The genetic data showed that four separate species of giraffes that do not interbreed in the wild inhabit various parts of the continent.
“We were extremely surprised,” said conservationist Julian Fennessy, co-director of the Namibia-based Giraffe Conservation Foundation.
Beyond genetics, the researchers identified differences among the four species including body shape, coloration and coat patterns.
Genetic differences among the four species were comparable to those between polar bears and brown bears, said geneticist Axel Janke of the Senckenberg Biodiversity and Climate Research Centre and Goethe University in Germany.
Until now, scientists had recognized a single species, with the scientific name Giraffa camelopardalis.
The study identified the four separate species as: the southern giraffe (Giraffa giraffa), with a population of 52,000; the Masai giraffe (Giraffa tippelskirchi), with 32,500; the reticulated giraffe (Giraffa reticulata), with 8,700; and the northern giraffe (Giraffa camelopardalis), with 4,750.
“The conservation implications are immense and our findings will hopefully help put giraffe conservation on the map,” Fennessy said.
The giraffe currently is not listed as endangered, although its population has declined dramatically over the past three decades from more than 150,000 to fewer than 100,000, the researchers said.
But the low population levels of the northern giraffe and reticulated giraffe make them some of the world’s most endangered large mammals and of high conservation importance, Fennessy said.
Giraffes stand up to about 18 feet (5.5 meters) tall, with long necks and legs, a sloped back and two to five short knobs called ossicones atop the head.
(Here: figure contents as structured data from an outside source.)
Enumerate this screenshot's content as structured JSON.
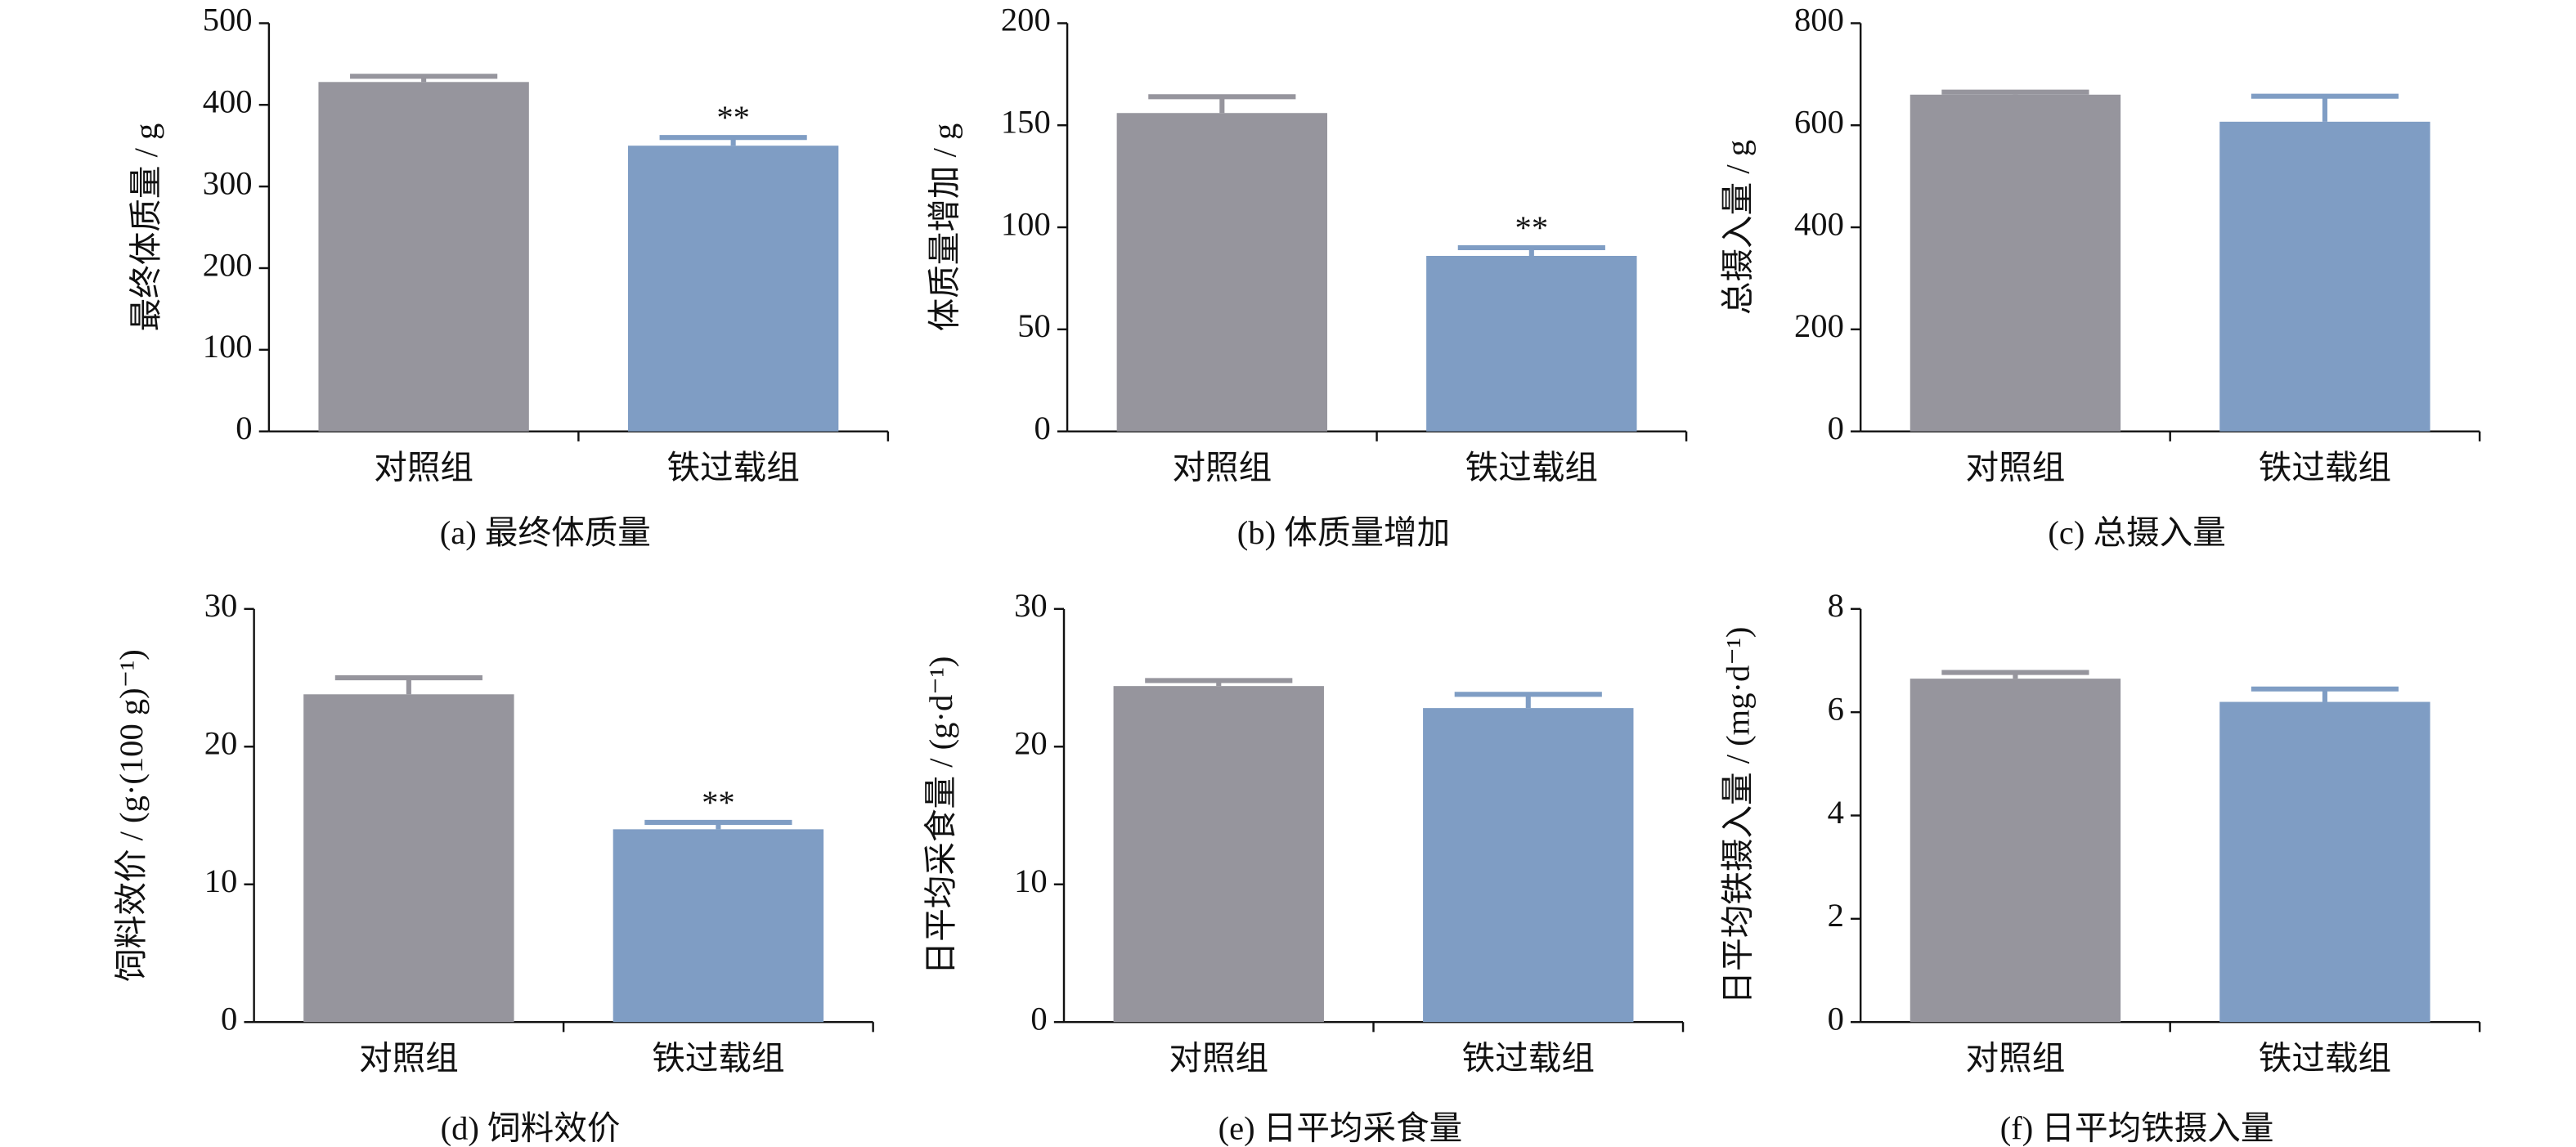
{
  "chart_data": [
    {
      "type": "bar",
      "title": "(a) 最终体质量",
      "ylabel": "最终体质量 / g",
      "categories": [
        "对照组",
        "铁过载组"
      ],
      "values": [
        428,
        350
      ],
      "errors": [
        7,
        10
      ],
      "significance": [
        null,
        "**"
      ],
      "colors": [
        "#96959d",
        "#7f9dc4"
      ],
      "ylim": [
        0,
        500
      ],
      "yticks": [
        0,
        100,
        200,
        300,
        400,
        500
      ]
    },
    {
      "type": "bar",
      "title": "(b) 体质量增加",
      "ylabel": "体质量增加 / g",
      "categories": [
        "对照组",
        "铁过载组"
      ],
      "values": [
        156,
        86
      ],
      "errors": [
        8,
        4
      ],
      "significance": [
        null,
        "**"
      ],
      "colors": [
        "#96959d",
        "#7f9dc4"
      ],
      "ylim": [
        0,
        200
      ],
      "yticks": [
        0,
        50,
        100,
        150,
        200
      ]
    },
    {
      "type": "bar",
      "title": "(c) 总摄入量",
      "ylabel": "总摄入量 / g",
      "categories": [
        "对照组",
        "铁过载组"
      ],
      "values": [
        660,
        607
      ],
      "errors": [
        5,
        50
      ],
      "colors": [
        "#96959d",
        "#7f9dc4"
      ],
      "ylim": [
        0,
        800
      ],
      "yticks": [
        0,
        200,
        400,
        600,
        800
      ]
    },
    {
      "type": "bar",
      "title": "(d) 饲料效价",
      "ylabel": "饲料效价 / (g·(100 g)⁻¹)",
      "categories": [
        "对照组",
        "铁过载组"
      ],
      "values": [
        23.8,
        14
      ],
      "errors": [
        1.2,
        0.5
      ],
      "significance": [
        null,
        "**"
      ],
      "colors": [
        "#96959d",
        "#7f9dc4"
      ],
      "ylim": [
        0,
        30
      ],
      "yticks": [
        0,
        10,
        20,
        30
      ]
    },
    {
      "type": "bar",
      "title": "(e) 日平均采食量",
      "ylabel": "日平均采食量 / (g·d⁻¹)",
      "categories": [
        "对照组",
        "铁过载组"
      ],
      "values": [
        24.4,
        22.8
      ],
      "errors": [
        0.4,
        1.0
      ],
      "colors": [
        "#96959d",
        "#7f9dc4"
      ],
      "ylim": [
        0,
        30
      ],
      "yticks": [
        0,
        10,
        20,
        30
      ]
    },
    {
      "type": "bar",
      "title": "(f) 日平均铁摄入量",
      "ylabel": "日平均铁摄入量 / (mg·d⁻¹)",
      "categories": [
        "对照组",
        "铁过载组"
      ],
      "values": [
        6.65,
        6.2
      ],
      "errors": [
        0.12,
        0.25
      ],
      "colors": [
        "#96959d",
        "#7f9dc4"
      ],
      "ylim": [
        0,
        8
      ],
      "yticks": [
        0,
        2,
        4,
        6,
        8
      ]
    }
  ]
}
They have a tan, white or yellowish coat blotched with brownish patches.
They roam the savannas of central, eastern and southern Africa, as far north as Chad, south to South Africa, east to Somalia and west to Niger.
Fennessy said the biggest threats to the giraffe include habitat destruction due to human population growth as well as poaching for bush meat, their tail hair and “medicinal” parts.
Their closest relative is the long-necked African mammal called the okapi.
The research was published in the journal Current Biology.